Mafia, sgominata la banda della ‘Stele Falcone’: 24 arresti a Palermo

Mafia, sgominata la banda della ‘Stele Falcone’: 24 arresti a Palermo.

 

“Operazione Stele”. Smantellate due organizzazioni criminali, legate a Cosa nostra, specializzate in estorsioni, rapine, produzione e traffico di sostanze stupefacenti, detenzione illegale di armi e furti, tra cui quello che da’ il nome all’operazione, commesso presso la Stele dedicata alla vittime della strage di Capaci. Sono 37 gli indagati e 24 le misure cautelari in varie regioni. In azione in Sicilia, Emilia Romagna e Puglia i carabinieri del Comando provinciale di Palermo per eseguire l’ordinanza di custodia cautelare in carcere emessa dal Tribunale di Palermo, nei confronti di 24 persone.

Le indagini, seguite da un pool di magistrati coordinati dal procuratore aggiunto Ennio Petrigni e dai sostituti Giorgia Spiri e Felice De Benedittis, hanno sgominato le due bande risultate connesse con la criminalita’ organizzata, radicate nei quartieri popolari Cep, Cruillas, San Giovanni Apostolo e Zen 2, a Palermo, ma che operavano in tutto il territorio regionale.
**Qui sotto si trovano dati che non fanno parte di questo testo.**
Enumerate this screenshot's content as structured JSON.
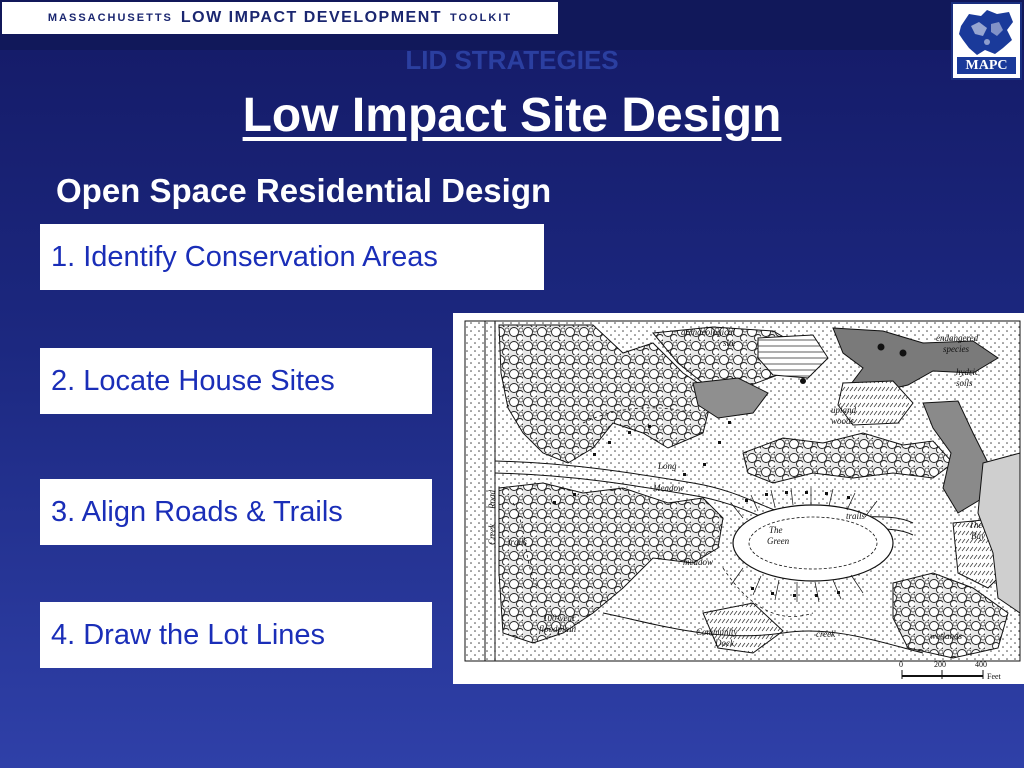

Fra gli innumerevoli furti, ricostruiti mediante intercettazioni telefoniche, ambientali e servizi di videosorveglianza, risalta quello di maggiore valore simbolico, del 6 marzo 2017, nel cantiere attrezzato per la realizzazione del giardino della memoria “Quarto Savona Quindici”, realizzato in occasione della ricorrenza del venticinquesimo anniversario della strage del 23 maggio 1992 e dedicato a Giovanni Falcone, a Francesca Morvillo e agli uomini della scorta, rischiando di compromettere la celebrazione dell’importante momento commemorativo.

Una struttura organizzata in modo piramidale con a capo la famiglia reggente dei Cintura, storicamente e notoriamente specializzata nei reati di natura ‘predatoria’, e dove gli appartenenti erano meticolosamente organizzati tra loro tanto che la commissione di reati veniva considerata una vera e propria attivita’ lavorativa da svolgere con costanza e dedizione, con turni di lavoro precisi e scandagliati nel tempo. I membri, connotati da numerosi precedenti, vantavano uno stretto contatto con personaggi della criminalita’ comune ma anche organizzata, con esponenti di vertice di Cosa nostra.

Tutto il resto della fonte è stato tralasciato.